5. The great state of Maryland has a number of new laws that went into effect this week, among them an increase in the gas tax and grain alcohol prohibition… Because higher gas prices and banning one version of an otherwise widely available substance are clearly two of the most important things Annapolis needs to focus on.

These are just a couple of the notes I jotted down so far this week – not the items that have been specifically reserved for What Annoys Jeff this Week. Maybe my brain is too addled by the recent heat, but I don’t even know where to start ranting about this mess.

What Annoys Jeff this Week?

1. Using your outdoor voice. There’s a time and a place for the outdoor voice.
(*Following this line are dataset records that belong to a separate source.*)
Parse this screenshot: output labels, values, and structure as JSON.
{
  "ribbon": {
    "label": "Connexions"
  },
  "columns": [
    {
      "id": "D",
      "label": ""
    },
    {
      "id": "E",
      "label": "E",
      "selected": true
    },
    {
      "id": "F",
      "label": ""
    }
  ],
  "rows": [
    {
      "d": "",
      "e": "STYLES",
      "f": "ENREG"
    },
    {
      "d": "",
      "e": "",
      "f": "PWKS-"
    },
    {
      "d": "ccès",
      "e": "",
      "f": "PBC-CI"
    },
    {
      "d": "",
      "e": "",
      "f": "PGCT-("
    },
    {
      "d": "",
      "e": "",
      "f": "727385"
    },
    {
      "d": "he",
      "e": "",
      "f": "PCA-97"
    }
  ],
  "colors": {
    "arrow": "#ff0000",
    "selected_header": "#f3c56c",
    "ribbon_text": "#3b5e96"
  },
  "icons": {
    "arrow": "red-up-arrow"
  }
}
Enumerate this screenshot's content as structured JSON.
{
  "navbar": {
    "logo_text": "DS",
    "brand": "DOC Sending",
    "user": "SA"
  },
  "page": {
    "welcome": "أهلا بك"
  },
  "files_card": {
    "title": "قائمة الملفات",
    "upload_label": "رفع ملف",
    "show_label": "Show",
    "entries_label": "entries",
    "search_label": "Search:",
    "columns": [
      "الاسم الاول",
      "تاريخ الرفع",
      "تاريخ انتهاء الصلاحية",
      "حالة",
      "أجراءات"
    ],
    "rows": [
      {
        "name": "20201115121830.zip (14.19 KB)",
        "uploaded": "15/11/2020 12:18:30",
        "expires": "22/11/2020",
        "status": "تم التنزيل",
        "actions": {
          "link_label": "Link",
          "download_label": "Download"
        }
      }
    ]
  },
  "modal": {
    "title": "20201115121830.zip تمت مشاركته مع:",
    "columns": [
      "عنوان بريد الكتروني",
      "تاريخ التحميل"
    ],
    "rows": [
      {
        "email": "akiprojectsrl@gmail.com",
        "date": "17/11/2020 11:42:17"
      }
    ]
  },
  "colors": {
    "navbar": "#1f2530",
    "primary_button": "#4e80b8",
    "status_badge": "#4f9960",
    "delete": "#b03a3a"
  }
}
When you’re sitting at your desk, in an office, with 8 other people in earshot is not the time to decide to communicate with one another by having a 20 minute conversation from one side of the room to the others. Life in cubicle hell is bad enough without trying to block out three simultaneous cross-room conversations. I realize it’s terribly inconvenient, but maybe get up, walk the dozen or so steps, and have your chat face to face instead of favoring us all with every detail at 103 decibels. As a rule, your colleagues shouldn’t be able to hear your conversation when they’ve got their ear buds turned up to ten with Van Halen’s classic guitar riffs beaming directly into their brain.

2. Illegal immigration. I’m all for having some kind of sensible immigration reform in this country. However, while Congress flails around with that issue, I’m more interested in seeing if we can stem the flow of people illegally crossing the border from Mexico into the US. Call me crazy, but I think the first step to reforming the immigration process in this country is to make it a hell of a lot harder to just wander across the border and a hell of a lot easier to send people back from whence they came if they do show up here illegally. I have no earthly idea why we’ve collectively decided that enforcing the laws on the books falls into the too hard to do category, but until we figure out a way to actually enforce the laws on the books, I have no idea why we’d bother passing any new ones that are just as likely to be ignored.

3. Iraq. The allies poured out a decade of blood and treasure to liberate, defend, equip, train, and support a government that looks like it will collapse at any moment. I dearly wish I could wake up in the morning to find a Patton or a MacArthur or a LeMay had risen from the dead to take command of CENTCOM. Instead, I fear I’ll wake up in the morning to find the mission failed while we were all busy wringing our hands.